Linking a model to a specific user - RESTful Authentication

Hi,

I am having a really tough time figuring this out. I followed the tutorial below to add a RESTful authentication to a Ruby application that tracks projects (just a title and a url). The tutorial is for a blog, but I just changed blog to projects

http://ruby.about.com/od/rubyonrails/ss/railsblog3.htm

My main table of projects is:

projects

Make a field in your project model called user_id. Then in the Project.rb file put

belongs_to :user

And in the User model

has_many :projects

Then when you create a project, set user_id = current_user.id. Finally to display them simply use user.projects

Hope this helped.

Hello Mark, thank you for your suggestion. I gather that the RESTful ACL plugin is meant to be used instead of RESTful Authentication Plugin that I am currently using?

Vince

Mark Mr wrote:

Cisco Ri wrote:

Ar Chron wrote:

Umm... no.

Table 'users' already has an implicit 'id' field (you don't have to mention them in your migrations), just like your 'links' table does. If you are sticking to the rails standard, you needn't declare them, they are the rails default primary key for their respective tables.

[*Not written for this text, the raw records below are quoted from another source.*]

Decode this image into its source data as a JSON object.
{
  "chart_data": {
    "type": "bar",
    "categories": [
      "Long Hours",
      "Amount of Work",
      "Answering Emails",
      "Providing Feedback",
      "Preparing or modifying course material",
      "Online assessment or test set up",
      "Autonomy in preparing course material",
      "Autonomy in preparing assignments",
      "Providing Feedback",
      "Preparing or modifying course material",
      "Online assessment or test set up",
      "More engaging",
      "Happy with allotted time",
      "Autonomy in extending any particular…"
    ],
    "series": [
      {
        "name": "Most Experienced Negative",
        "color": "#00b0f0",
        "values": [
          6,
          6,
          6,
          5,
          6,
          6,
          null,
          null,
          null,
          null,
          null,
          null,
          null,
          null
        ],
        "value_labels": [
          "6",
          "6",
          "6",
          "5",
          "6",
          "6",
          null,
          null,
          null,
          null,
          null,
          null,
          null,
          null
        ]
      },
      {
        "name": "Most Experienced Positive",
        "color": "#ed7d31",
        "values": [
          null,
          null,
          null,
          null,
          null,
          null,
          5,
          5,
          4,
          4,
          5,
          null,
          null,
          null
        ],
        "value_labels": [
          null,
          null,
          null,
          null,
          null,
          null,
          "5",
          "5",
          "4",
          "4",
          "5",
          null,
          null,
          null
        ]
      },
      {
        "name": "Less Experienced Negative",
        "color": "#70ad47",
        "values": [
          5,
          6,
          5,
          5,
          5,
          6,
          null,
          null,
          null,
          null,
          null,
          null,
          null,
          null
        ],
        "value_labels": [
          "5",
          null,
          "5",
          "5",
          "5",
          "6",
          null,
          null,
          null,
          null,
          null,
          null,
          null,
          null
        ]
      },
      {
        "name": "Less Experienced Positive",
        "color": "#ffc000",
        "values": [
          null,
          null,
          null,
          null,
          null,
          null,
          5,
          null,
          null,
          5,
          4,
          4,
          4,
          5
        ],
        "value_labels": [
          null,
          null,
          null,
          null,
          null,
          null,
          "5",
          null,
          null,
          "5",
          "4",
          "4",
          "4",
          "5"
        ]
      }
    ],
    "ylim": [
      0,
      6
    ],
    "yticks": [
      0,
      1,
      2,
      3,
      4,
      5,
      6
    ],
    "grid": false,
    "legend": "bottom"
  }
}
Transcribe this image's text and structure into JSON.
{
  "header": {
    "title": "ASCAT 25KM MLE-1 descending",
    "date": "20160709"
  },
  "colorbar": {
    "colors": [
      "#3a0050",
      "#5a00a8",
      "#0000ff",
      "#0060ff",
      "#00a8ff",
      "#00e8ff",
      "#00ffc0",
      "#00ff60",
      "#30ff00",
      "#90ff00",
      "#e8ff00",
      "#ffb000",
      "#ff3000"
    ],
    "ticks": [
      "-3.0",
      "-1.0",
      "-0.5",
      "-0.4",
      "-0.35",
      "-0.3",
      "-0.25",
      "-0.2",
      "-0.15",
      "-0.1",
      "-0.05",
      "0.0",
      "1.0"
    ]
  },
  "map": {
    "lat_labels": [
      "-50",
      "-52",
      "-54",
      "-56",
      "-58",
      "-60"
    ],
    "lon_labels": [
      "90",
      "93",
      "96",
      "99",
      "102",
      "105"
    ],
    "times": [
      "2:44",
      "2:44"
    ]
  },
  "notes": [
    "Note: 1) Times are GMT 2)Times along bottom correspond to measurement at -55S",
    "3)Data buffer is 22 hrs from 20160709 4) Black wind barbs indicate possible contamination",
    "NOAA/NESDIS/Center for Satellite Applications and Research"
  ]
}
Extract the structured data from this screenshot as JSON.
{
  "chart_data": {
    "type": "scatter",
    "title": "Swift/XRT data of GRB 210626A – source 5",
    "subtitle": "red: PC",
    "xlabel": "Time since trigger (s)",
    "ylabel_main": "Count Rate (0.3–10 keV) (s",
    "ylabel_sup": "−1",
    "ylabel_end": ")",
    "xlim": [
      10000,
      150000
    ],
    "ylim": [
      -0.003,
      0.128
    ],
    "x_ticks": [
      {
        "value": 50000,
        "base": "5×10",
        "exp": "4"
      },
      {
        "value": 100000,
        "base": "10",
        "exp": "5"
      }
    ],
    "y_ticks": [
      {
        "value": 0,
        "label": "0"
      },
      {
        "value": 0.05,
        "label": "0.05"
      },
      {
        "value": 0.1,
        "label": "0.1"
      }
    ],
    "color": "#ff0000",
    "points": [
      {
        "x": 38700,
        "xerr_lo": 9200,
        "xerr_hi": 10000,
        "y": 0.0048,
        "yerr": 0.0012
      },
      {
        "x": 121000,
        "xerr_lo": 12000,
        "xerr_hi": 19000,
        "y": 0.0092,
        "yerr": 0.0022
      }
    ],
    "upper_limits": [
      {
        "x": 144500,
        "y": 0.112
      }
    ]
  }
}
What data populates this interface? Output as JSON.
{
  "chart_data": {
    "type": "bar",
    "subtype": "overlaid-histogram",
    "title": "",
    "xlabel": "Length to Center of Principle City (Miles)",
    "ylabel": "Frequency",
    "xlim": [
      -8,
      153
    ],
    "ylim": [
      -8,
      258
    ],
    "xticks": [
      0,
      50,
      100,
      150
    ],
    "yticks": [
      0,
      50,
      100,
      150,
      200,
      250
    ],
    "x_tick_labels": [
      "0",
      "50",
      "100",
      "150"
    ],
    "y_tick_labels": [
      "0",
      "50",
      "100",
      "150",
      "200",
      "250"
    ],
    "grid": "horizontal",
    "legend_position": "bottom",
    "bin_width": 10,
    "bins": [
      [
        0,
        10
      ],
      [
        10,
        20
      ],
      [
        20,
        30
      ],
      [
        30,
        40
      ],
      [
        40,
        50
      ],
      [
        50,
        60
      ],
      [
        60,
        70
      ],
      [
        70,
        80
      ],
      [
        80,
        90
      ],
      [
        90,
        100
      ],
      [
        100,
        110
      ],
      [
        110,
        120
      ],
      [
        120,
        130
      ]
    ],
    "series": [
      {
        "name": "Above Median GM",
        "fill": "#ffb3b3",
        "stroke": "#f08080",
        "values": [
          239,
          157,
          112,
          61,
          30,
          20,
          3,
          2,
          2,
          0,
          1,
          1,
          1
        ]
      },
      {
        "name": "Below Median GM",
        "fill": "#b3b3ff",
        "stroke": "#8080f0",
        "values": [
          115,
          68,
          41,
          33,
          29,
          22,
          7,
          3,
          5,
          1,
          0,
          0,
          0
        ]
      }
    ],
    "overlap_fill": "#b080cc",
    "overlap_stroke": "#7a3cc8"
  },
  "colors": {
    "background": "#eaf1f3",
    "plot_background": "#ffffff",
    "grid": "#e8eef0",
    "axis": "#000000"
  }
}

In your 'links' table, a 'user_id' field tells rails that:

a) this field, 'user_id', contains an id to a record in another table - i.e., this record "belongs to" that record in that table over there,

and that

b) the related table is 'users' (field name - '_id', pluralized).

Thanks for letting me know. In links/new, how would I go about including the current user_id? The only way I know of would be a hidden form element, and I would like to keep it all server side.

Hi Cisco,

I will post my solution later tonight. I'm at work so I don't have access.

Cisco Ri wrote:

Thanks for letting me know. In links/new, how would I go about including the current user_id? The only way I know of would be a hidden form element, and I would like to keep it all server side.

Restful Authentication has the notion of current_user, does it not? Check in the authenticated_system.rb file in lib for a peek at some methods you have available to you.

There's no need to know the current_user's id in the links controller's new action, that just needs to manufacture an @link for the new.html.erb form.

You will need it for the create action in the links controller though. Something like:

def create   @link = Link.new(params[:link])   if logged_in?     @link.user_id = current_user.id     if @link.save       redirect_to(@link)     else       render :action => 'new'     end   else     # redirect to your login page?     # I'd actually defend this method with a before_filter, and get     # rid of this if logged_in? stuff   end end

Ar Chron wrote:

There's no need to know the current_user's id in the links controller's new action, that just needs to manufacture an @link for the new.html.erb form.

You will need it for the create action in the links controller though. Something like:

You can do it a little more simply with the "build" helper, provided there's a has/belongs_to relationship between the user and the link.

@link = current_user.links.build(params[:link])

...will automatically set the user_id field by virtue of the association.

- Aaron

Cisco Ri wrote:

Thanks a bunch everyone, it's working beautifully.

One more question: how would I submit a new link using a GET request?